Combinando agilidade e experimentação para explorar a criatividade das bordas

Ferramentas e práticas que a Amazon, o Google e mais gigantes digitais refinaram para multiplicar times inovadores

Luiz Gustavo Amorim
8 min readNov 8, 2021

Carros e apartamentos são produzidos e utilizados em etapas separadas. E os momentos de manutenção geralmente são desagradáveis em ambos os casos.

Não sei o quanto isso lhe surpreende, mas reescrever recorrentemente um software durante sua utilização não é apenas comum, mas, necessário. A acomodação de novas regras de negócio só se sustenta em códigos constantemente modificados pelo time de programação.

O caráter de manutenção constante dos softwares exigiu ciclos contínuos de feedback entre clientes e times, fluindo sobre processos mais horizontais do que os oferecidos pelas teorias de administração herdada das fábricas.

A lentidão dos projetos complexos dos anos 90 (ex.: C3) motivou Kent Beck, Martin Fowler e mais especialistas a explorarem novas práticas e valores de gestão, que foram agrupados no manifesto ágil em fevereiro de 2001.

O manifesto deu visibilidade a manuais de programação (ex.: refatoração e teste) e metodologias de trabalho em equipe (ex.: Scrum), que dinamizaram o lançamento de novos serviços e modelos de negócio no Vale do Silício pós bolha da internet.

Aumento de produtividade sempre é bem-vindo, mas nesse caso foi especialmente útil pois as startups (financiadas pelo capital de risco) precisavam reduzir o tempo de resposta do mercado para suas inovações.

A IMVU era uma tentativa do Eric Ries, com investimento do Steve Blank, de fazer um metaverso em 2008, muito antes que o Pokemon Go e o Facebook. Novos avatars e interatividades eram constantemente testados, para mensurar a afinidade do público.

A empresa não deu certo, mas da frutífera relação do Steve Blank com Eric Ries (que foi aluno do Steve em Berkley), nasceram o livro e o movimento de Lean Startup, que esquematizaram uma aplicação de método científico (observação, pesquisas, hipóteses, experimento, análise e conclusão) para validação de novos modelos de negócio.

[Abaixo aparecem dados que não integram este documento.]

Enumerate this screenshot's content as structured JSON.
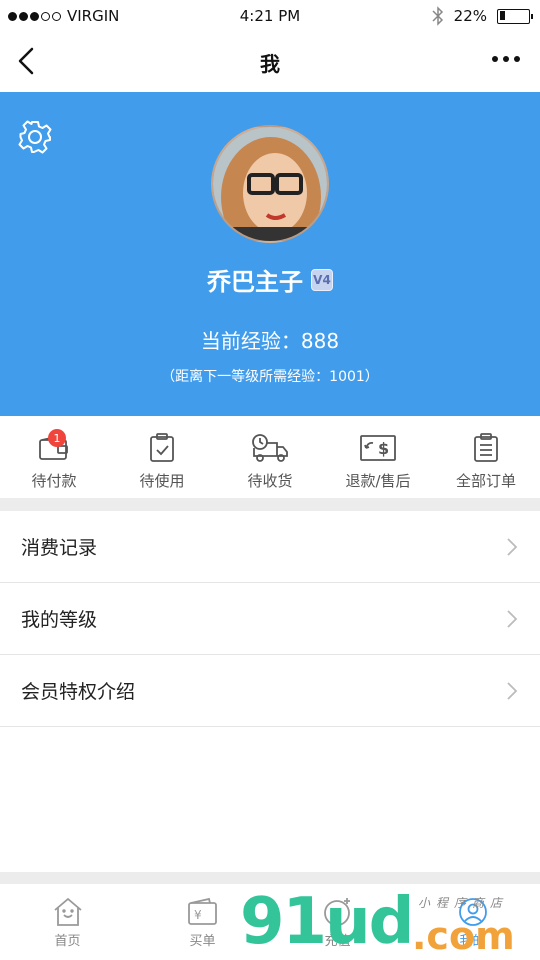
{
  "status_bar": {
    "carrier": "VIRGIN",
    "time": "4:21 PM",
    "battery_percent_label": "22%",
    "battery_level": 0.22
  },
  "nav": {
    "title": "我"
  },
  "profile": {
    "username": "乔巴主子",
    "vip_badge": "V4",
    "experience": "当前经验：888",
    "next_level_hint": "（距离下一等级所需经验：1001）"
  },
  "orders": [
    {
      "label": "待付款",
      "icon": "wallet-icon",
      "badge": "1"
    },
    {
      "label": "待使用",
      "icon": "clipboard-check-icon"
    },
    {
      "label": "待收货",
      "icon": "delivery-truck-icon"
    },
    {
      "label": "退款/售后",
      "icon": "refund-icon"
    },
    {
      "label": "全部订单",
      "icon": "order-list-icon"
    }
  ],
  "menu": [
    {
      "label": "消费记录"
    },
    {
      "label": "我的等级"
    },
    {
      "label": "会员特权介绍"
    }
  ],
  "tabs": [
    {
      "label": "首页",
      "icon": "home-icon"
    },
    {
      "label": "买单",
      "icon": "wallet-yen-icon"
    },
    {
      "label": "充值",
      "icon": "coin-plus-icon"
    },
    {
      "label": "我的",
      "icon": "user-icon",
      "active": true
    }
  ],
  "watermark": {
    "big": "91ud",
    "com": ".com",
    "small": "小程序商店"
  },
  "colors": {
    "primary": "#419DEC",
    "badge": "#F0453D",
    "watermark_green": "#33C49A",
    "watermark_orange": "#F2A23A"
  }
}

A mentalidade ágil de desenvolvimento de software e a experimentação do Lean Startup abastecem o processo decisório (de times e gestares) com feedbacks continuamente. E como as mudanças via internet impactam os clientes imediatamente, a dinâmica produzir, lançar e colher feedbacks é muito rápida nas empresas digitais.

Os diálogos constantes promovidos pelo ágil e pela experimentação aproximaram os aprendizados da gestão e da execução. Mark Zuckerberg programando junto com o time no Facebook, e o call center da Zappos no meio do escritório são boas ilustrações dessas culturas menos hierárquicas, que conseguiram explorar mais a criatividade dos times, para crescer rapidamente nos mercado de mídia e varejo.

De 2000 pra cá, vimos nossas rotinas se entrelaçando cada vez mais com essas inovações digitais. Mas a forma como essas empresas se organizaram para trabalhar demorou a chamar a atenção.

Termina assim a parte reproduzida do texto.